Have you ever wondered why, when you have more work that needs doing, it can become harder to do? If you have ever experienced this paradox, you are by no means alone. This is a phenomenon known as executive malfunction, and it is a well-documented issue, and is experience by people who are ‘neurotypical’, as well as people who experience learning difficulties.
What is Executive Function?
In the world of psychology, executive function is the term used to describe how people’s brains organise tasks and plans, and then execute them in the physical world. When people procrastinate work, it is usually because they are experiencing executive malfunction – in other words, they are having trouble executing the plans that they have formed in their brains.
When an individual experiences these types of issues, it can be frustrating – both for them, and others in their work environment. But there are ways in which people who experience executive malfunction can get better at managing their work. We discussed this with TechQuarters, a London-based Microsoft Solutions Partner, whose business IT support London-based companies have depended on for many years. They have some great tips regarding how to use certain digital tools to improve executive function.
- Use Digital Organisation Tools
If you struggle with organising your work efficiently, then it can be harder to execute tasks properly, the best solution is to start using digital tools to support the organisation of tasks. According to TechQuarters, there are a few different digital tools that can help with organisation, including:
- Digital Notebooks – Being able to write down thought processes and ideas can be a great way of getting perspective, and a clearer idea of one’s workload. Rather than going through reams of paper writing notes, individuals can use digital notebook apps, such as Microsoft OneNote – which is cloud-based, and supports plain and rich text, drawings, chats, lists and tables, links, images, audio recordings, and multi-media.

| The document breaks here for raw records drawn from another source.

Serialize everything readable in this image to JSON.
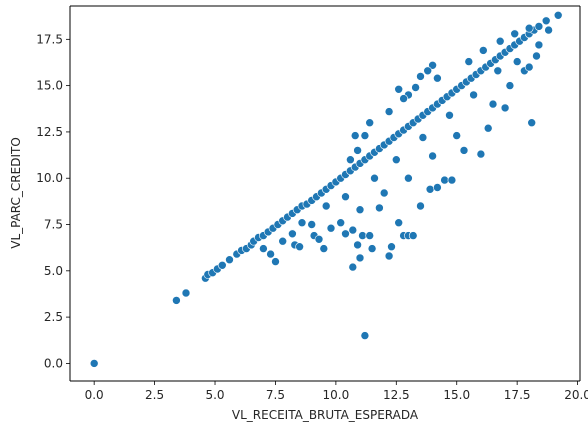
{
  "chart_data": {
    "type": "scatter",
    "title": "",
    "xlabel": "VL_RECEITA_BRUTA_ESPERADA",
    "ylabel": "VL_PARC_CREDITO",
    "xlim": [
      -1.0,
      20.1
    ],
    "ylim": [
      -0.95,
      19.3
    ],
    "xticks": [
      "0.0",
      "2.5",
      "5.0",
      "7.5",
      "10.0",
      "12.5",
      "15.0",
      "17.5",
      "20.0"
    ],
    "xtick_values": [
      0.0,
      2.5,
      5.0,
      7.5,
      10.0,
      12.5,
      15.0,
      17.5,
      20.0
    ],
    "yticks": [
      "0.0",
      "2.5",
      "5.0",
      "7.5",
      "10.0",
      "12.5",
      "15.0",
      "17.5"
    ],
    "ytick_values": [
      0.0,
      2.5,
      5.0,
      7.5,
      10.0,
      12.5,
      15.0,
      17.5
    ],
    "marker_color": "#1f77b4",
    "marker_edge_color": "#ffffff",
    "grid": false,
    "points": [
      [
        0.0,
        0.0
      ],
      [
        3.4,
        3.4
      ],
      [
        3.8,
        3.8
      ],
      [
        4.6,
        4.6
      ],
      [
        4.7,
        4.8
      ],
      [
        4.9,
        4.9
      ],
      [
        5.1,
        5.1
      ],
      [
        5.3,
        5.3
      ],
      [
        5.6,
        5.6
      ],
      [
        5.9,
        5.9
      ],
      [
        6.1,
        6.1
      ],
      [
        6.3,
        6.2
      ],
      [
        6.5,
        6.4
      ],
      [
        6.6,
        6.6
      ],
      [
        6.8,
        6.8
      ],
      [
        7.0,
        6.9
      ],
      [
        7.2,
        7.1
      ],
      [
        7.4,
        7.3
      ],
      [
        7.6,
        7.5
      ],
      [
        7.8,
        7.7
      ],
      [
        8.0,
        7.9
      ],
      [
        8.2,
        8.1
      ],
      [
        8.4,
        8.3
      ],
      [
        8.6,
        8.5
      ],
      [
        8.8,
        8.6
      ],
      [
        9.0,
        8.8
      ],
      [
        9.2,
        9.0
      ],
      [
        9.4,
        9.2
      ],
      [
        9.6,
        9.4
      ],
      [
        9.8,
        9.6
      ],
      [
        10.0,
        9.8
      ],
      [
        10.2,
        10.0
      ],
      [
        10.4,
        10.2
      ],
      [
        10.6,
        10.4
      ],
      [
        10.8,
        10.6
      ],
      [
        11.0,
        10.8
      ],
      [
        11.2,
        11.0
      ],
      [
        11.4,
        11.2
      ],
      [
        11.6,
        11.4
      ],
      [
        11.8,
        11.6
      ],
      [
        12.0,
        11.8
      ],
      [
        12.2,
        12.0
      ],
      [
        12.4,
        12.2
      ],
      [
        12.6,
        12.4
      ],
      [
        12.8,
        12.6
      ],
      [
        13.0,
        12.8
      ],
      [
        13.2,
        13.0
      ],
      [
        13.4,
        13.2
      ],
      [
        13.6,
        13.4
      ],
      [
        13.8,
        13.6
      ],
      [
        14.0,
        13.8
      ],
      [
        14.2,
        14.0
      ],
      [
        14.4,
        14.2
      ],
      [
        14.6,
        14.4
      ],
      [
        14.8,
        14.6
      ],
      [
        15.0,
        14.8
      ],
      [
        15.2,
        15.0
      ],
      [
        15.4,
        15.2
      ],
      [
        15.6,
        15.4
      ],
      [
        15.8,
        15.6
      ],
      [
        16.0,
        15.8
      ],
      [
        16.2,
        16.0
      ],
      [
        16.4,
        16.2
      ],
      [
        16.6,
        16.4
      ],
      [
        16.8,
        16.6
      ],
      [
        17.0,
        16.8
      ],
      [
        17.2,
        17.0
      ],
      [
        17.4,
        17.2
      ],
      [
        17.6,
        17.4
      ],
      [
        17.8,
        17.6
      ],
      [
        18.0,
        17.8
      ],
      [
        18.2,
        18.0
      ],
      [
        18.4,
        18.2
      ],
      [
        18.7,
        18.5
      ],
      [
        19.2,
        18.8
      ],
      [
        7.0,
        6.2
      ],
      [
        7.3,
        5.9
      ],
      [
        7.5,
        5.5
      ],
      [
        7.8,
        6.6
      ],
      [
        8.3,
        6.4
      ],
      [
        8.5,
        6.3
      ],
      [
        9.1,
        6.9
      ],
      [
        9.3,
        6.7
      ],
      [
        9.5,
        6.2
      ],
      [
        9.8,
        7.3
      ],
      [
        10.2,
        7.6
      ],
      [
        10.4,
        7.0
      ],
      [
        10.7,
        7.2
      ],
      [
        10.9,
        6.4
      ],
      [
        10.7,
        5.2
      ],
      [
        11.0,
        5.7
      ],
      [
        11.1,
        6.9
      ],
      [
        11.4,
        6.9
      ],
      [
        11.5,
        6.2
      ],
      [
        11.8,
        8.4
      ],
      [
        12.2,
        5.8
      ],
      [
        12.3,
        6.3
      ],
      [
        12.6,
        7.6
      ],
      [
        12.8,
        6.9
      ],
      [
        13.0,
        6.9
      ],
      [
        13.2,
        6.9
      ],
      [
        13.5,
        8.5
      ],
      [
        13.9,
        9.4
      ],
      [
        14.2,
        9.5
      ],
      [
        14.5,
        9.9
      ],
      [
        14.8,
        9.9
      ],
      [
        15.3,
        11.5
      ],
      [
        16.0,
        11.3
      ],
      [
        16.3,
        12.7
      ],
      [
        17.0,
        13.8
      ],
      [
        17.8,
        15.8
      ],
      [
        18.1,
        13.0
      ],
      [
        11.2,
        1.5
      ],
      [
        10.8,
        12.3
      ],
      [
        11.2,
        12.3
      ],
      [
        10.6,
        11.0
      ],
      [
        10.9,
        11.5
      ],
      [
        11.4,
        13.0
      ],
      [
        12.6,
        14.8
      ],
      [
        13.5,
        15.5
      ],
      [
        14.0,
        16.1
      ],
      [
        13.8,
        15.8
      ],
      [
        14.2,
        15.4
      ],
      [
        13.0,
        14.5
      ],
      [
        12.2,
        13.6
      ],
      [
        12.8,
        14.3
      ],
      [
        13.3,
        14.9
      ],
      [
        15.5,
        16.3
      ],
      [
        16.1,
        16.9
      ],
      [
        16.8,
        17.4
      ],
      [
        17.4,
        17.8
      ],
      [
        18.0,
        18.1
      ],
      [
        18.4,
        17.2
      ],
      [
        18.8,
        18.0
      ],
      [
        17.5,
        16.3
      ],
      [
        16.7,
        15.8
      ],
      [
        15.7,
        14.5
      ],
      [
        14.7,
        13.4
      ],
      [
        13.6,
        12.2
      ],
      [
        12.5,
        11.0
      ],
      [
        11.6,
        10.0
      ],
      [
        10.4,
        9.0
      ],
      [
        9.6,
        8.5
      ],
      [
        8.6,
        7.6
      ],
      [
        8.2,
        7.0
      ],
      [
        9.0,
        7.5
      ],
      [
        11.0,
        8.3
      ],
      [
        12.0,
        9.2
      ],
      [
        13.0,
        10.0
      ],
      [
        14.0,
        11.2
      ],
      [
        15.0,
        12.3
      ],
      [
        16.5,
        14.0
      ],
      [
        17.2,
        15.0
      ],
      [
        18.0,
        16.0
      ],
      [
        18.3,
        16.6
      ]
    ]
  }
}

- Streamline Task Planning and Prioritisation
Knowing what work you have to do is one thing, but being able to plan the order of tasks, including prioritising tasks, can be difficult if you have problems with executive function. There are many good ways in which users can streamline task planning, and make things easier for themselves:
- Digital To-Do Lists – Perhaps the simplest form of task management solution, a to-do list enables users to break their work down into a small increments as they like – sometimes breaking a task down into smaller actions can make it easier to complete the task. According to TechQuarters, Microsoft To Do is a very effective digital to-do list app.

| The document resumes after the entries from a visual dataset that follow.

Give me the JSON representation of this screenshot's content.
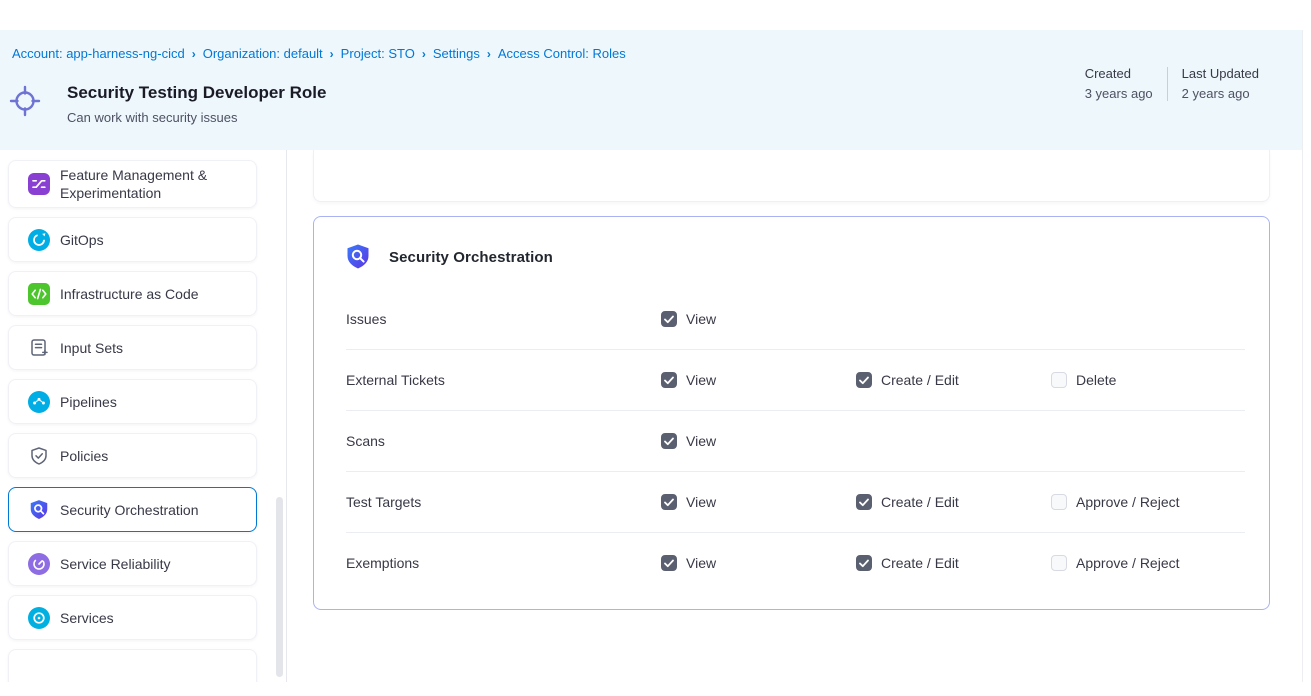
{
  "breadcrumb": {
    "separator": "›",
    "items": [
      "Account: app-harness-ng-cicd",
      "Organization: default",
      "Project: STO",
      "Settings",
      "Access Control: Roles"
    ]
  },
  "header": {
    "icon": "target-crosshair-icon",
    "title": "Security Testing Developer Role",
    "subtitle": "Can work with security issues",
    "meta": {
      "created_label": "Created",
      "created_value": "3 years ago",
      "updated_label": "Last Updated",
      "updated_value": "2 years ago"
    }
  },
  "sidebar": {
    "items": [
      {
        "label": "Feature Management & Experimentation",
        "icon": "feature-management-icon",
        "selected": false
      },
      {
        "label": "GitOps",
        "icon": "gitops-icon",
        "selected": false
      },
      {
        "label": "Infrastructure as Code",
        "icon": "infrastructure-as-code-icon",
        "selected": false
      },
      {
        "label": "Input Sets",
        "icon": "input-sets-icon",
        "selected": false
      },
      {
        "label": "Pipelines",
        "icon": "pipelines-icon",
        "selected": false
      },
      {
        "label": "Policies",
        "icon": "policies-icon",
        "selected": false
      },
      {
        "label": "Security Orchestration",
        "icon": "security-orchestration-icon",
        "selected": true
      },
      {
        "label": "Service Reliability",
        "icon": "service-reliability-icon",
        "selected": false
      },
      {
        "label": "Services",
        "icon": "services-icon",
        "selected": false
      }
    ]
  },
  "permissions": {
    "section_title": "Security Orchestration",
    "section_icon": "security-orchestration-shield-icon",
    "rows": [
      {
        "resource": "Issues",
        "permissions": [
          {
            "label": "View",
            "checked": true
          }
        ]
      },
      {
        "resource": "External Tickets",
        "permissions": [
          {
            "label": "View",
            "checked": true
          },
          {
            "label": "Create / Edit",
            "checked": true
          },
          {
            "label": "Delete",
            "checked": false
          }
        ]
      },
      {
        "resource": "Scans",
        "permissions": [
          {
            "label": "View",
            "checked": true
          }
        ]
      },
      {
        "resource": "Test Targets",
        "permissions": [
          {
            "label": "View",
            "checked": true
          },
          {
            "label": "Create / Edit",
            "checked": true
          },
          {
            "label": "Approve / Reject",
            "checked": false
          }
        ]
      },
      {
        "resource": "Exemptions",
        "permissions": [
          {
            "label": "View",
            "checked": true
          },
          {
            "label": "Create / Edit",
            "checked": true
          },
          {
            "label": "Approve / Reject",
            "checked": false
          }
        ]
      }
    ]
  },
  "colors": {
    "link_blue": "#0278d5",
    "header_bg": "#edf7fc",
    "selected_border": "#0278d5",
    "card_border": "#a9b3f3",
    "checkbox_checked": "#5b6070",
    "text_dark": "#22272f",
    "text_muted": "#4f5162"
  }
}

- Kanban Board Apps – A Kanban board is a method of displaying tasks in a visual way. A Kanban board contains cards – and each card contains a task. Within a card, you can add a list of as many actions that form a task. Many people like Kanban boards, because the visual aspect makes it easier to digest and manage their work. TechQuarters recommends Microsoft Planner for Kanban-style task management.
- Calendar Apps – A calendar is a tried and true method of organising work. It allows you to assign timeframes for work by arranging deadlines throughout your week that you can see. Modern calendar apps allow you to colour-code activities and events in your schedule, to make it easier to digest your workload. TechQuarters recommend Microsoft Outlook, which has an integrated Calendar solution.
- Shared Team Workspaces – Sometimes, accountability can help with executive function. If a user feels like they are isolated in their work, it can become harder to galvanise themselves to get work down. It has been proven time and time again that teamwork is better for productivity. Some users may find it helpful to use a shared team workspace where they can upload their work, post updates, and keep connected with their colleagues. TechQuarters, who have acted as SharePoint consultants for many clients, recommend the platform for this time of collaboration and progress tracking.